Un ouvrage collectif pluridiscplinaire présentant de nouvelles recherches pour penser les limites personnelles du pouvoir.

Le deuil du pouvoir   est un ouvrage collectif pluridisciplinaire (science politique, histoire religieuse, philosophie) qui présente des matériaux d’histoire, de science et de philosophie politiques pour penser des limites personnelles, politiques ou non, du concept de pouvoir. Il fait suite à l’ouvrage de Jacques Le Brun de 2009 intitulé Le pouvoir d’abdiquer.

En effet, le concept de pouvoir est habituellement pensé dans la perspective de ceux qui l’exercent ou le subissent, dans la perspective de sa conquête ou de son effectuation, dans celle de son fondement ou de son origine. Or, rafraîchissement sublime, le voici pensé du point de vue de son auto-abolition, de son abandon, de son néant. Pensée en vents contraires, en vents spirituels, faisant gîter nos routines de pensées critiques et juridiques. L’imaginaire captatif du pouvoir politique trouve un contrepoint réel bien que dérobé.

Hanté par une métaphysique de la volonté de puissance d’une part, et par les règles mi scientifiques mi militaires d’un prétendu réalisme pur dans la description et la gestion de l’histoire collective d’autre part, le pouvoir politique est préjugé comme ayant une valeur. La force du préjugé est relative à la lacune qu’elle dissimule. Ne serait-ce pas au contraire le détachement politique qui aurait de la valeur ? L’insuffisance avec laquelle ces métaphysiques tentent vainement d’en fonder la valeur permet de comprendre les refus rares dont il est l’objet. Comment un homme de grande valeur intellectuelle peut-il se perdre à gouverner ? Comment évaluer la valeur du pouvoir, que je le prenne, que l’on me le donne, qu’il soit là ou non ? Comment François d’Assise pourrait-il ne pas abdiquer, du fond de son humilité et de son salut ? Il peut sembler surprenant de ressusciter la distinction du temporel et du spirituel : mais ce serait négliger ce que nos catégories juridiques doivent au droit canonique et l’abdication comme question religieuse. Car non seulement le renoncement au pouvoir est un acte de pouvoir, "celui de l’individu imposant son choix, se repliant sur son corps et abandonnant le corps politique"   , mais il est "démonétisation" du pouvoir, et subordination du pouvoir à plus élevé que le pouvoir : une éthique de la vertu, une intériorité, geste privé de "l’anéantissement de soi"   .

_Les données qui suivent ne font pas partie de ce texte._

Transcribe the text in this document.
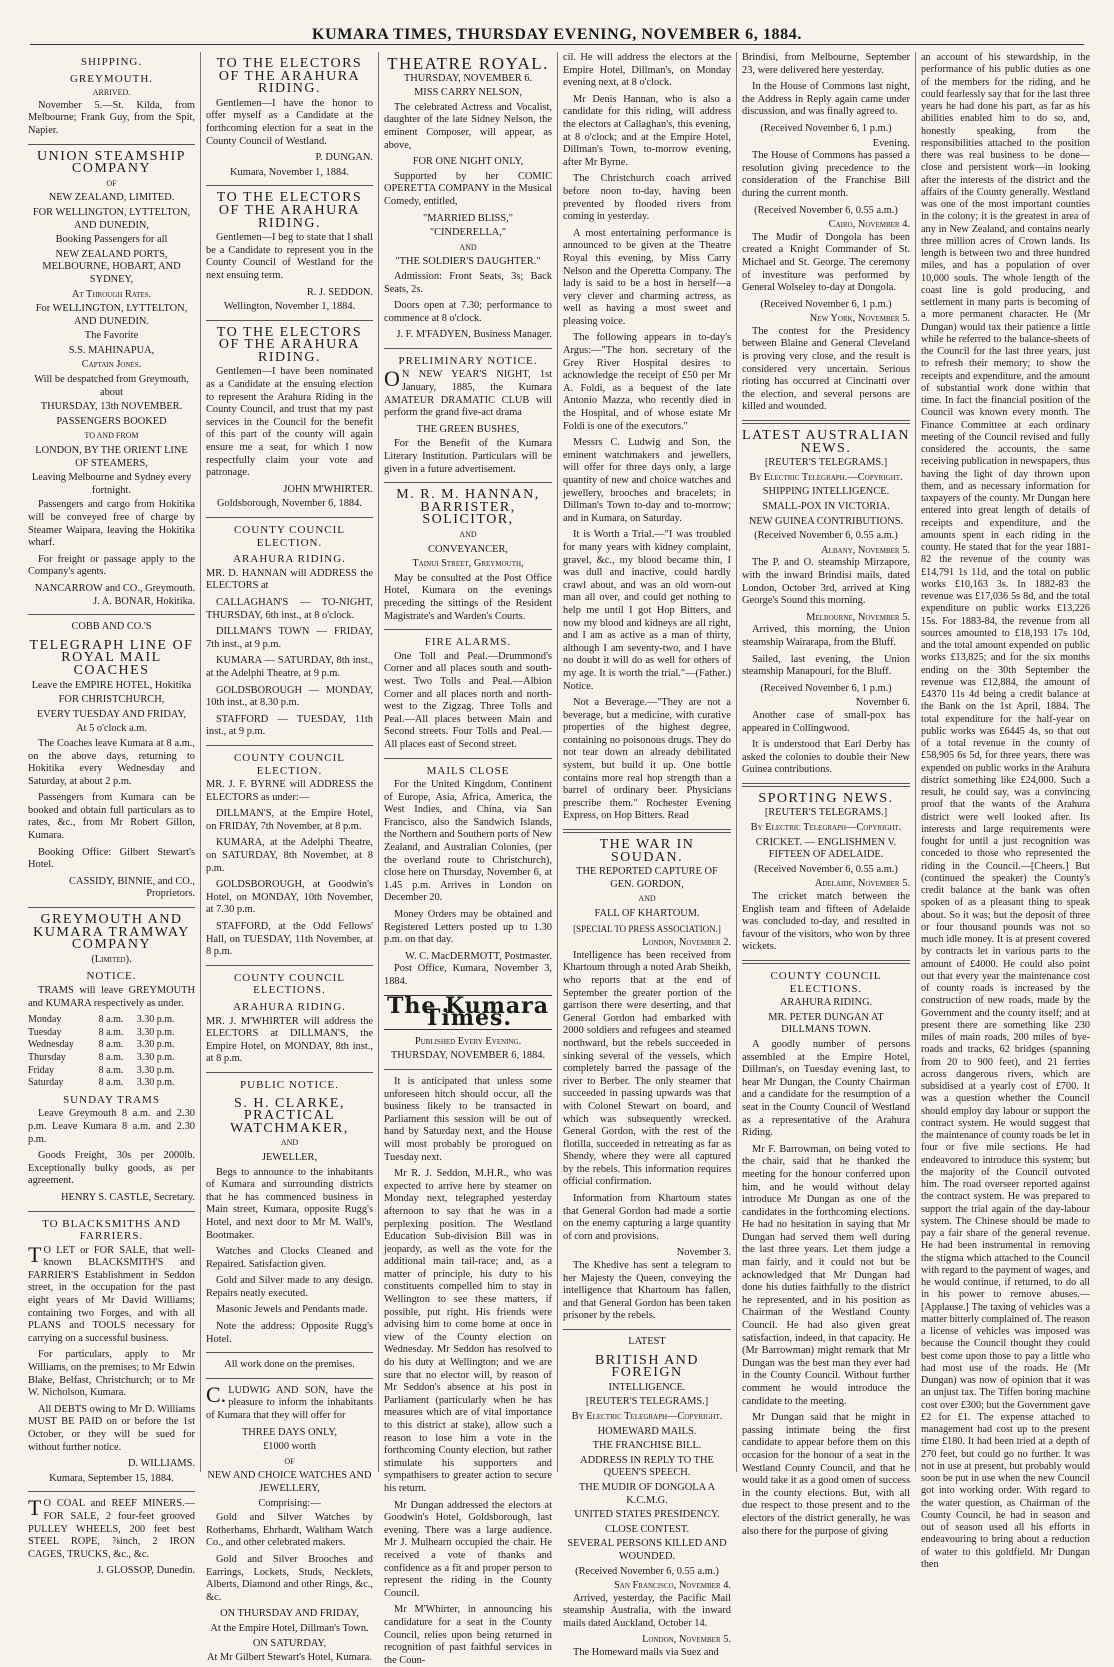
KUMARA TIMES, THURSDAY EVENING, NOVEMBER 6, 1884.
SHIPPING.
GREYMOUTH.
ARRIVED.

November 5.—St. Kilda, from Melbourne; Frank Guy, from the Spit, Napier.

UNION STEAMSHIP COMPANY
OF
NEW ZEALAND, LIMITED.
FOR WELLINGTON, LYTTELTON, AND DUNEDIN,
Booking Passengers for all
NEW ZEALAND PORTS, MELBOURNE, HOBART, AND SYDNEY,
At Through Rates.
For WELLINGTON, LYTTELTON, AND DUNEDIN.
The Favorite
S.S. MAHINAPUA,
Captain Jones.
Will be despatched from Greymouth, about
THURSDAY, 13th NOVEMBER.
PASSENGERS BOOKED
TO AND FROM
LONDON, BY THE ORIENT LINE OF STEAMERS,
Leaving Melbourne and Sydney every fortnight.

Passengers and cargo from Hokitika will be conveyed free of charge by Steamer Waipara, leaving the Hokitika wharf.

For freight or passage apply to the Company's agents.

NANCARROW and CO., Greymouth.
J. A. BONAR, Hokitika.
COBB AND CO.'S
TELEGRAPH LINE OF ROYAL MAIL COACHES
Leave the EMPIRE HOTEL, Hokitika
FOR CHRISTCHURCH,
EVERY TUESDAY AND FRIDAY,
At 5 o'clock a.m.

The Coaches leave Kumara at 8 a.m., on the above days, returning to Hokitika every Wednesday and Saturday, at about 2 p.m.

Passengers from Kumara can be booked and obtain full particulars as to rates, &c., from Mr Robert Gillon, Kumara.

Booking Office: Gilbert Stewart's Hotel.

CASSIDY, BINNIE, and CO., Proprietors.
GREYMOUTH AND KUMARA TRAMWAY COMPANY
(Limited).
NOTICE.

TRAMS will leave GREYMOUTH and KUMARA respectively as under.

Monday	8 a.m.	3.30 p.m.
Tuesday	8 a.m.	3.30 p.m.
Wednesday	8 a.m.	3.30 p.m.
Thursday	8 a.m.	3.30 p.m.
Friday	8 a.m.	3.30 p.m.
Saturday	8 a.m.	3.30 p.m.
SUNDAY TRAMS

Leave Greymouth 8 a.m. and 2.30 p.m. Leave Kumara 8 a.m. and 2.30 p.m.

Goods Freight, 30s per 2000lb. Exceptionally bulky goods, as per agreement.

HENRY S. CASTLE, Secretary.
TO BLACKSMITHS AND FARRIERS.

TO LET or FOR SALE, that well-known BLACKSMITH'S and FARRIER'S Establishment in Seddon street, in the occupation for the past eight years of Mr David Williams; containing two Forges, and with all PLANS and TOOLS necessary for carrying on a successful business.

For particulars, apply to Mr Williams, on the premises; to Mr Edwin Blake, Belfast, Christchurch; or to Mr W. Nicholson, Kumara.

All DEBTS owing to Mr D. Williams MUST BE PAID on or before the 1st October, or they will be sued for without further notice.

D. WILLIAMS.
Kumara, September 15, 1884.

TO COAL and REEF MINERS.—FOR SALE, 2 four-feet grooved PULLEY WHEELS, 200 feet best STEEL ROPE, ⅞inch, 2 IRON CAGES, TRUCKS, &c., &c.

J. GLOSSOP, Dunedin.
TO THE ELECTORS OF THE ARAHURA RIDING.

Gentlemen—I have the honor to offer myself as a Candidate at the forthcoming election for a seat in the County Council of Westland.

P. DUNGAN.
Kumara, November 1, 1884.
TO THE ELECTORS OF THE ARAHURA RIDING.

Gentlemen—I beg to state that I shall be a Candidate to represent you in the County Council of Westland for the next ensuing term.

R. J. SEDDON.
Wellington, November 1, 1884.
TO THE ELECTORS OF THE ARAHURA RIDING.

Gentlemen—I have been nominated as a Candidate at the ensuing election to represent the Arahura Riding in the County Council, and trust that my past services in the Council for the benefit of this part of the county will again ensure me a seat, for which I now respectfully claim your vote and patronage.

JOHN M'WHIRTER.
Goldsborough, November 6, 1884.
COUNTY COUNCIL ELECTION.
ARAHURA RIDING.

MR. D. HANNAN will ADDRESS the ELECTORS at

CALLAGHAN'S — TO-NIGHT, THURSDAY, 6th inst., at 8 o'clock.

DILLMAN'S TOWN — FRIDAY, 7th inst., at 9 p.m.

KUMARA — SATURDAY, 8th inst., at the Adelphi Theatre, at 9 p.m.

GOLDSBOROUGH — MONDAY, 10th inst., at 8.30 p.m.

STAFFORD — TUESDAY, 11th inst., at 9 p.m.

COUNTY COUNCIL ELECTION.

MR. J. F. BYRNE will ADDRESS the ELECTORS as under:—

DILLMAN'S, at the Empire Hotel, on FRIDAY, 7th November, at 8 p.m.

KUMARA, at the Adelphi Theatre, on SATURDAY, 8th November, at 8 p.m.

GOLDSBOROUGH, at Goodwin's Hotel, on MONDAY, 10th November, at 7.30 p.m.

STAFFORD, at the Odd Fellows' Hall, on TUESDAY, 11th November, at 8 p.m.

COUNTY COUNCIL ELECTIONS.
ARAHURA RIDING.

MR. J. M'WHIRTER will address the ELECTORS at DILLMAN'S, the Empire Hotel, on MONDAY, 8th inst., at 8 p.m.

PUBLIC NOTICE.
S. H. CLARKE, PRACTICAL WATCHMAKER,
AND
JEWELLER,

Begs to announce to the inhabitants of Kumara and surrounding districts that he has commenced business in Main street, Kumara, opposite Rugg's Hotel, and next door to Mr M. Wall's, Bootmaker.

Watches and Clocks Cleaned and Repaired. Satisfaction given.

Gold and Silver made to any design. Repairs neatly executed.

Masonic Jewels and Pendants made.

Note the address: Opposite Rugg's Hotel.

All work done on the premises.

C.LUDWIG AND SON, have the pleasure to inform the inhabitants of Kumara that they will offer for

THREE DAYS ONLY,
£1000 worth
OF
NEW AND CHOICE WATCHES AND JEWELLERY,
Comprising:—

Gold and Silver Watches by Rotherhams, Ehrhardt, Waltham Watch Co., and other celebrated makers.

Gold and Silver Brooches and Earrings, Lockets, Studs, Necklets, Alberts, Diamond and other Rings, &c., &c.

ON THURSDAY AND FRIDAY,
At the Empire Hotel, Dillman's Town.
ON SATURDAY,
At Mr Gilbert Stewart's Hotel, Kumara.
THEATRE ROYAL.
THURSDAY, NOVEMBER 6.
MISS CARRY NELSON,

The celebrated Actress and Vocalist, daughter of the late Sidney Nelson, the eminent Composer, will appear, as above,

FOR ONE NIGHT ONLY,

Supported by her COMIC OPERETTA COMPANY in the Musical Comedy, entitled,

"MARRIED BLISS,"
"CINDERELLA,"
AND
"THE SOLDIER'S DAUGHTER."

Admission: Front Seats, 3s; Back Seats, 2s.

Doors open at 7.30; performance to commence at 8 o'clock.

J. F. M'FADYEN, Business Manager.
PRELIMINARY NOTICE.

ON NEW YEAR'S NIGHT, 1st January, 1885, the Kumara AMATEUR DRAMATIC CLUB will perform the grand five-act drama

THE GREEN BUSHES,

For the Benefit of the Kumara Literary Institution. Particulars will be given in a future advertisement.

M. R. M. HANNAN, BARRISTER, SOLICITOR,
AND
CONVEYANCER,
Tainui Street, Greymouth,

May be consulted at the Post Office Hotel, Kumara on the evenings preceding the sittings of the Resident Magistrate's and Warden's Courts.

FIRE ALARMS.

One Toll and Peal.—Drummond's Corner and all places south and south-west. Two Tolls and Peal.—Albion Corner and all places north and north-west to the Zigzag. Three Tolls and Peal.—All places between Main and Second streets. Four Tolls and Peal.—All places east of Second street.

MAILS CLOSE

For the United Kingdom, Continent of Europe, Asia, Africa, America, the West Indies, and China, via San Francisco, also the Sandwich Islands, the Northern and Southern ports of New Zealand, and Australian Colonies, (per the overland route to Christchurch), close here on Thursday, November 6, at 1.45 p.m. Arrives in London on December 20.

Money Orders may be obtained and Registered Letters posted up to 1.30 p.m. on that day.

W. C. MacDERMOTT, Postmaster.

Post Office, Kumara, November 3, 1884.

The Kumara Times.
Published Every Evening.
THURSDAY, NOVEMBER 6, 1884.

It is anticipated that unless some unforeseen hitch should occur, all the business likely to be transacted in Parliament this session will be out of hand by Saturday next, and the House will most probably be prorogued on Tuesday next.

Mr R. J. Seddon, M.H.R., who was expected to arrive here by steamer on Monday next, telegraphed yesterday afternoon to say that he was in a perplexing position. The Westland Education Sub-division Bill was in jeopardy, as well as the vote for the additional main tail-race; and, as a matter of principle, his duty to his constituents compelled him to stay in Wellington to see these matters, if possible, put right. His friends were advising him to come home at once in view of the County election on Wednesday. Mr Seddon has resolved to do his duty at Wellington; and we are sure that no elector will, by reason of Mr Seddon's absence at his post in Parliament (particularly when he has measures which are of vital importance to this district at stake), allow such a reason to lose him a vote in the forthcoming County election, but rather stimulate his supporters and sympathisers to greater action to secure his return.

Mr Dungan addressed the electors at Goodwin's Hotel, Goldsborough, last evening. There was a large audience. Mr J. Mulhearn occupied the chair. He received a vote of thanks and confidence as a fit and proper person to represent the riding in the County Council.

Mr M'Whirter, in announcing his candidature for a seat in the County Council, relies upon being returned in recognition of past faithful services in the Coun-

cil. He will address the electors at the Empire Hotel, Dillman's, on Monday evening next, at 8 o'clock.

Mr Denis Hannan, who is also a candidate for this riding, will address the electors at Callaghan's, this evening, at 8 o'clock; and at the Empire Hotel, Dillman's Town, to-morrow evening, after Mr Byrne.

The Christchurch coach arrived before noon to-day, having been prevented by flooded rivers from coming in yesterday.

A most entertaining performance is announced to be given at the Theatre Royal this evening, by Miss Carry Nelson and the Operetta Company. The lady is said to be a host in herself—a very clever and charming actress, as well as having a most sweet and pleasing voice.

The following appears in to-day's Argus:—"The hon. secretary of the Grey River Hospital desires to acknowledge the receipt of £50 per Mr A. Foldi, as a bequest of the late Antonio Mazza, who recently died in the Hospital, and of whose estate Mr Foldi is one of the executors."

Messrs C. Ludwig and Son, the eminent watchmakers and jewellers, will offer for three days only, a large quantity of new and choice watches and jewellery, brooches and bracelets; in Dillman's Town to-day and to-morrow; and in Kumara, on Saturday.

It is Worth a Trial.—"I was troubled for many years with kidney complaint, gravel, &c., my blood became thin, I was dull and inactive, could hardly crawl about, and was an old worn-out man all over, and could get nothing to help me until I got Hop Bitters, and now my blood and kidneys are all right, and I am as active as a man of thirty, although I am seventy-two, and I have no doubt it will do as well for others of my age. It is worth the trial."—(Father.) Notice.

Not a Beverage.—"They are not a beverage, but a medicine, with curative properties of the highest degree, containing no poisonous drugs. They do not tear down an already debilitated system, but build it up. One bottle contains more real hop strength than a barrel of ordinary beer. Physicians prescribe them." Rochester Evening Express, on Hop Bitters. Read

THE WAR IN SOUDAN.
THE REPORTED CAPTURE OF GEN. GORDON,
AND
FALL OF KHARTOUM.
[SPECIAL TO PRESS ASSOCIATION.]
London, November 2.

Intelligence has been received from Khartoum through a noted Arab Sheikh, who reports that at the end of September the greater portion of the garrison there were deserting, and that General Gordon had embarked with 2000 soldiers and refugees and steamed northward, but the rebels succeeded in sinking several of the vessels, which completely barred the passage of the river to Berber. The only steamer that succeeded in passing upwards was that with Colonel Stewart on board, and which was subsequently wrecked. General Gordon, with the rest of the flotilla, succeeded in retreating as far as Shendy, where they were all captured by the rebels. This information requires official confirmation.

Information from Khartoum states that General Gordon had made a sortie on the enemy capturing a large quantity of corn and provisions.

November 3.

The Khedive has sent a telegram to her Majesty the Queen, conveying the intelligence that Khartoum has fallen, and that General Gordon has been taken prisoner by the rebels.

LATEST
BRITISH AND FOREIGN
INTELLIGENCE.
[REUTER'S TELEGRAMS.]
By Electric Telegraph—Copyright.
HOMEWARD MAILS.
THE FRANCHISE BILL.
ADDRESS IN REPLY TO THE QUEEN'S SPEECH.
THE MUDIR OF DONGOLA A K.C.M.G.
UNITED STATES PRESIDENCY.
CLOSE CONTEST.
SEVERAL PERSONS KILLED AND WOUNDED.
(Received November 6, 0.55 a.m.)
San Francisco, November 4.

Arrived, yesterday, the Pacific Mail steamship Australia, with the inward mails dated Auckland, October 14.

London, November 5.

The Homeward mails via Suez and

Brindisi, from Melbourne, September 23, were delivered here yesterday.

In the House of Commons last night, the Address in Reply again came under discussion, and was finally agreed to.

(Received November 6, 1 p.m.)
Evening.

The House of Commons has passed a resolution giving precedence to the consideration of the Franchise Bill during the current month.

(Received November 6, 0.55 a.m.)
Cairo, November 4.

The Mudir of Dongola has been created a Knight Commander of St. Michael and St. George. The ceremony of investiture was performed by General Wolseley to-day at Dongola.

(Received November 6, 1 p.m.)
New York, November 5.

The contest for the Presidency between Blaine and General Cleveland is proving very close, and the result is considered very uncertain. Serious rioting has occurred at Cincinatti over the election, and several persons are killed and wounded.

LATEST AUSTRALIAN NEWS.
[REUTER'S TELEGRAMS.]
By Electric Telegraph.—Copyright.
SHIPPING INTELLIGENCE.
SMALL-POX IN VICTORIA.
NEW GUINEA CONTRIBUTIONS.
(Received November 6, 0.55 a.m.)
Albany, November 5.

The P. and O. steamship Mirzapore, with the inward Brindisi mails, dated London, October 3rd, arrived at King George's Sound this morning.

Melbourne, November 5.

Arrived, this morning, the Union steamship Wairarapa, from the Bluff.

Sailed, last evening, the Union steamship Manapouri, for the Bluff.

(Received November 6, 1 p.m.)
November 6.

Another case of small-pox has appeared in Collingwood.

It is understood that Earl Derby has asked the colonies to double their New Guinea contributions.

SPORTING NEWS.
[REUTER'S TELEGRAMS.]
By Electric Telegraph—Copyright.
CRICKET. — ENGLISHMEN V. FIFTEEN OF ADELAIDE.
(Received November 6, 0.55 a.m.)
Adelaide, November 5.

The cricket match between the English team and fifteen of Adelaide was concluded to-day, and resulted in favour of the visitors, who won by three wickets.

COUNTY COUNCIL ELECTIONS.
ARAHURA RIDING.
MR. PETER DUNGAN AT DILLMANS TOWN.

A goodly number of persons assembled at the Empire Hotel, Dillman's, on Tuesday evening last, to hear Mr Dungan, the County Chairman and a candidate for the resumption of a seat in the County Council of Westland as a representative of the Arahura Riding.

Mr F. Barrowman, on being voted to the chair, said that he thanked the meeting for the honour conferred upon him, and he would without delay introduce Mr Dungan as one of the candidates in the forthcoming elections. He had no hesitation in saying that Mr Dungan had served them well during the last three years. Let them judge a man fairly, and it could not but be acknowledged that Mr Dungan had done his duties faithfully to the district he represented, and in his position as Chairman of the Westland County Council. He had also given great satisfaction, indeed, in that capacity. He (Mr Barrowman) might remark that Mr Dungan was the best man they ever had in the County Council. Without further comment he would introduce the candidate to the meeting.

Mr Dungan said that he might in passing intimate being the first candidate to appear before them on this occasion for the honour of a seat in the Westland County Council, and that he would take it as a good omen of success in the county elections. But, with all due respect to those present and to the electors of the district generally, he was also there for the purpose of giving

an account of his stewardship, in the performance of his public duties as one of the members for the riding, and he could fearlessly say that for the last three years he had done his part, as far as his abilities enabled him to do so, and, honestly speaking, from the responsibilities attached to the position there was real business to be done—close and persistent work—in looking after the interests of the district and the affairs of the County generally. Westland was one of the most important counties in the colony; it is the greatest in area of any in New Zealand, and contains nearly three million acres of Crown lands. Its length is between two and three hundred miles, and has a population of over 10,000 souls. The whole length of the coast line is gold producing, and settlement in many parts is becoming of a more permanent character. He (Mr Dungan) would tax their patience a little while he referred to the balance-sheets of the Council for the last three years, just to refresh their memory; to show the receipts and expenditure, and the amount of substantial work done within that time. In fact the financial position of the Council was known every month. The Finance Committee at each ordinary meeting of the Council revised and fully considered the accounts, the same receiving publication in newspapers, thus having the light of day thrown upon them, and as necessary information for taxpayers of the county. Mr Dungan here entered into great length of details of receipts and expenditure, and the amounts spent in each riding in the county. He stated that for the year 1881-82 the revenue of the county was £14,791 1s 11d, and the total on public works £10,163 3s. In 1882-83 the revenue was £17,036 5s 8d, and the total expenditure on public works £13,226 15s. For 1883-84, the revenue from all sources amounted to £18,193 17s 10d, and the total amount expended on public works £13,825; and for the six months ending on the 30th September the revenue was £12,884, the amount of £4370 11s 4d being a credit balance at the Bank on the 1st April, 1884. The total expenditure for the half-year on public works was £6445 4s, so that out of a total revenue in the county of £58,905 6s 5d, for three years, there was expended on public works in the Arahura district something like £24,000. Such a result, he could say, was a convincing proof that the wants of the Arahura district were well looked after. Its interests and large requirements were fought for until a just recognition was conceded to those who represented the riding in the Council.—[Cheers.] But (continued the speaker) the County's credit balance at the bank was often spoken of as a pleasant thing to speak about. So it was; but the deposit of three or four thousand pounds was not so much idle money. It is at present covered by contracts let in various parts to the amount of £4000. He could also point out that every year the maintenance cost of county roads is increased by the construction of new roads, made by the Government and the county itself; and at present there are something like 230 miles of main roads, 200 miles of bye-roads and tracks, 62 bridges (spanning from 20 to 900 feet), and 21 ferries across dangerous rivers, which are subsidised at a yearly cost of £700. It was a question whether the Council should employ day labour or support the contract system. He would suggest that the maintenance of county roads be let in four or five mile sections. He had endeavored to introduce this system; but the majority of the Council outvoted him. The road overseer reported against the contract system. He was prepared to support the trial again of the day-labour system. The Chinese should be made to pay a fair share of the general revenue. He had been instrumental in removing the stigma which attached to the Council with regard to the payment of wages, and he would continue, if returned, to do all in his power to remove abuses.—[Applause.] The taxing of vehicles was a matter bitterly complained of. The reason a license of vehicles was imposed was because the Council thought they could best come upon those to pay a little who had most use of the roads. He (Mr Dungan) was now of opinion that it was an unjust tax. The Tiffen boring machine cost over £300; but the Government gave £2 for £1. The expense attached to management had cost up to the present time £180. It had been tried at a depth of 270 feet, but could go no further. It was not in use at present, but probably would soon be put in use when the new Council got into working order. With regard to the water question, as Chairman of the County Council, he had in season and out of season used all his efforts in endeavouring to bring about a reduction of water to this goldfield. Mr Dungan then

Au-delà de la question historique et théologique du caractère juridique de l’abdication posée par le chapitre I, c’est celle de la souveraineté d’un acte qui est questionnée : et la question de la liberté rencontrée, par le biais du conseil, de la contrainte, de la ruse et la machination. À l’époque de l’abdication de Benoît XVI, nul ne songerait plus à contester un droit d’abdiquer. Mais comme l’écrit Alain Boureau, l’ecclésiologie est le laboratoire d’un pouvoir qui ne résiste pas à la lutte pour la "très haute pauvreté" et à "l’infini supériorité de la personne sur son emploi"   . Chez François d’Assise, abdiquer se dit resignare, et non renuntiare, ce dernier terme trouvant dans le droit canonique des justifications institutionnelles   . L’abdication se dérobe à l’analyse ; elle est distincte de l’indisponibilité, de la destitution et de la démission ; souvent rabattue sur la question pure et simple de la continuité du pouvoir   , donc impensée. Le chapitre II de Pierre-Antoine Fabre, analyse, avec la précision astucieuse et élégante qu’on lui connaît, les "conditions théologiques générales de l’exercice du pouvoir politique"   dans un "détail" de la constitution d’Ignace de Loyola. Le rapport de ce détail au problème de l’abdication n’est pas explicité d’emblée : P.-A. Fabre souligne d’abord l’articulation conceptuelle de l’obéissance et de l’acte libre en la fonction de collatéral du provincial jésuite   . Puis, dégageant "l’abstraction de collatéralité" de "la personne du collatéral", P.-A. Fabre en déduit un "im-pouvoir", fondant le pouvoir du supérieur et le limitant, dans une fusion de liberté et d’obéissance   . La constitution jésuite contient donc "un texte qui abdique de lui-même", comme "disjonction du lieu et de la place du pouvoir"   , puisque l’abdication est toute à la fois abdication de l’autorité et fondation de l’autorité.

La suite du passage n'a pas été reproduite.